A lonely producer stands at the chalkboard, pondering the line up.

Show producer Devon Tredinnick ponders the lineup and especially all the gaps as showtime nears.

What then do we do? Well, Midweek’s Lauren Roulston interviewed a member of the board of Bike Ottawa whose suggestion is to start with simple, do-able steps like how we as individuals get from A to B — and if we do, we may profit personally from it in terms of health and cash, on top of the whole saving-the-world thing.

Sember Wood then was back with a preview of a book by author Tracey Lindeman called Bleed, due out on March 21, about the ordeal of endometriosis. Women with this condition can experience disrupted fertility, severe cramping during abnormal and heavy menstrual periods, pain during intercourse, and serious gaslighting by doctors who too often don’t recognize the condition or listen to the women who are suffering through it.

Speaking of gaslighting — sorry, groceries, speaking of groceries, the CEOs of Canada’s three major grocery chains were appearing before a Parliamentary committee on the day we put this Midweek together, so we spoke with a manager of a not-so-major local grocery chain, Cedars and Co., about the roles that smaller food retailers can play in the human food chain and about how shoppers can ease the impacts of food price hikes.

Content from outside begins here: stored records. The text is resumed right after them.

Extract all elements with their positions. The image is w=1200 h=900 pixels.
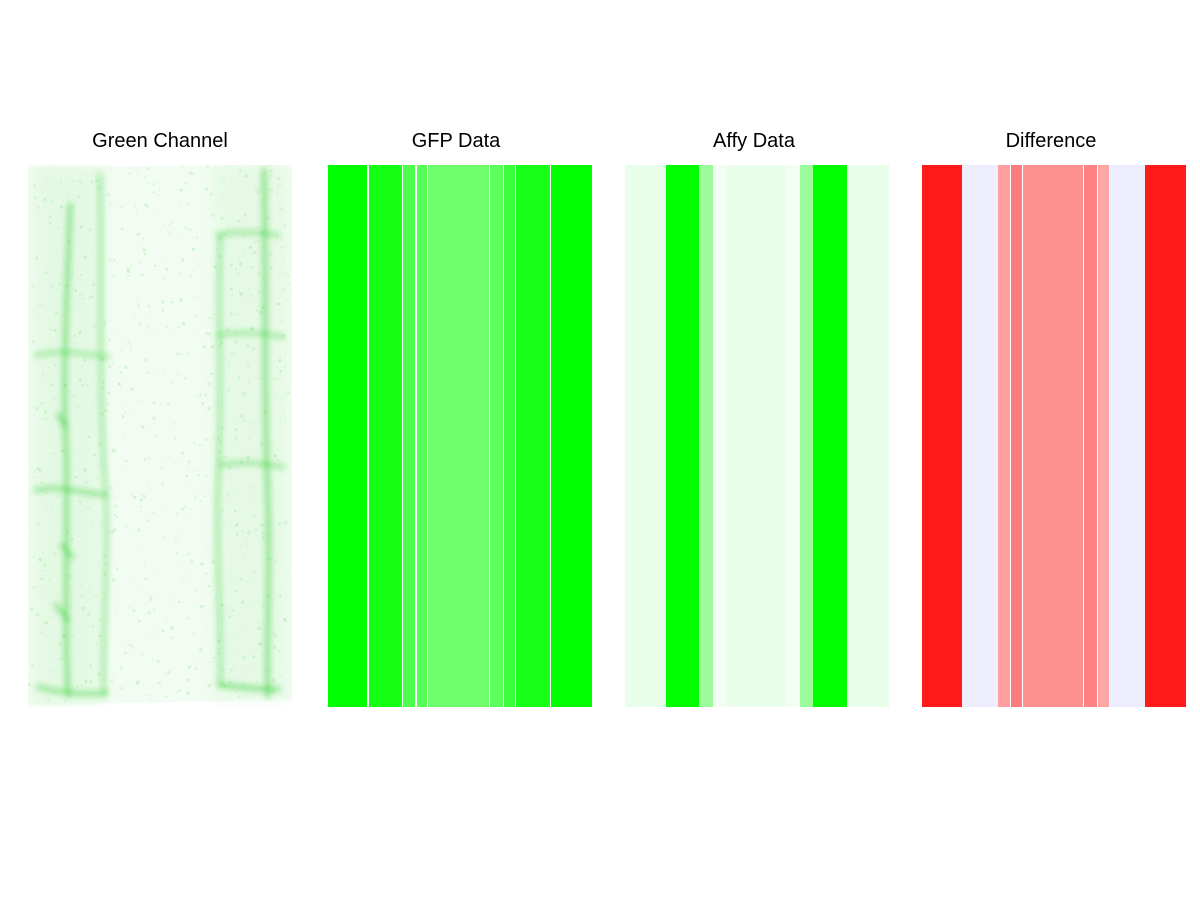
affy-data-stripe-4 [726, 165, 787, 707]
gfp-data-stripe-7 [426, 165, 428, 707]
panel-title: Affy Data [713, 130, 795, 152]
difference-stripe-3 [1009, 165, 1012, 707]
gfp-data-stripe-14 [516, 165, 550, 707]
difference-stripe-6 [1022, 165, 1083, 707]
panel-title: Difference [1005, 130, 1097, 152]
gfp-data-stripe-11 [502, 165, 505, 707]
gfp-data-stripe-2 [368, 165, 403, 707]
affy-data-stripe-7 [812, 165, 847, 707]
gfp-data-stripe-12 [504, 165, 516, 707]
panel-title: Green Channel [92, 130, 228, 152]
difference-stripe-7 [1082, 165, 1084, 707]
gfp-data-stripe-15 [549, 165, 552, 707]
affy-data-stripe-3 [713, 165, 727, 707]
difference-stripe-12 [1144, 165, 1186, 707]
affy-data-heatmap [625, 165, 889, 707]
green-channel-svg [28, 165, 292, 705]
difference-stripe-9 [1096, 165, 1098, 707]
difference-stripe-4 [1010, 165, 1022, 707]
affy-data-stripe-0 [625, 165, 667, 707]
difference-stripe-11 [1108, 165, 1145, 707]
gfp-data-stripe-3 [402, 165, 404, 707]
affy-data-stripe-1 [665, 165, 700, 707]
difference-stripe-8 [1083, 165, 1097, 707]
gfp-data-stripe-0 [328, 165, 368, 707]
gfp-data-stripe-10 [489, 165, 504, 707]
affy-data-stripe-5 [786, 165, 800, 707]
tissue-speckles [28, 165, 291, 702]
gfp-data-stripe-6 [416, 165, 427, 707]
difference-stripe-10 [1097, 165, 1110, 707]
affy-data-stripe-6 [799, 165, 813, 707]
difference-stripe-5 [1021, 165, 1023, 707]
difference-heatmap [922, 165, 1186, 707]
difference-stripe-0 [922, 165, 962, 707]
gfp-data-stripe-9 [488, 165, 490, 707]
gfp-data-stripe-5 [415, 165, 417, 707]
affy-data-stripe-8 [846, 165, 889, 707]
gfp-data-stripe-16 [550, 165, 592, 707]
gfp-data-stripe-1 [367, 165, 369, 707]
difference-stripe-2 [997, 165, 1011, 707]
gfp-data-heatmap [328, 165, 592, 707]
cell-boundaries [33, 167, 285, 698]
panel-title: GFP Data [411, 130, 501, 152]
gfp-data-stripe-8 [427, 165, 489, 707]
green-channel-image [28, 165, 292, 707]
gfp-data-stripe-13 [515, 165, 517, 707]
difference-stripe-1 [961, 165, 998, 707]
gfp-data-stripe-4 [403, 165, 416, 707]
affy-data-stripe-2 [699, 165, 714, 707]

And if all else fails — that determined job hunt, dancing in nature, biking for the climate, grabbing doctors by the lapels until they listen, chasing interviews for a real radio show on CKCU-FM — if all else fails, there’s always the escape of the make-believe of the movies: Midweek’s Mack Linke found out about the lineup of this year’s International Film Festival of Ottawa from Tom McSorley, its executive director.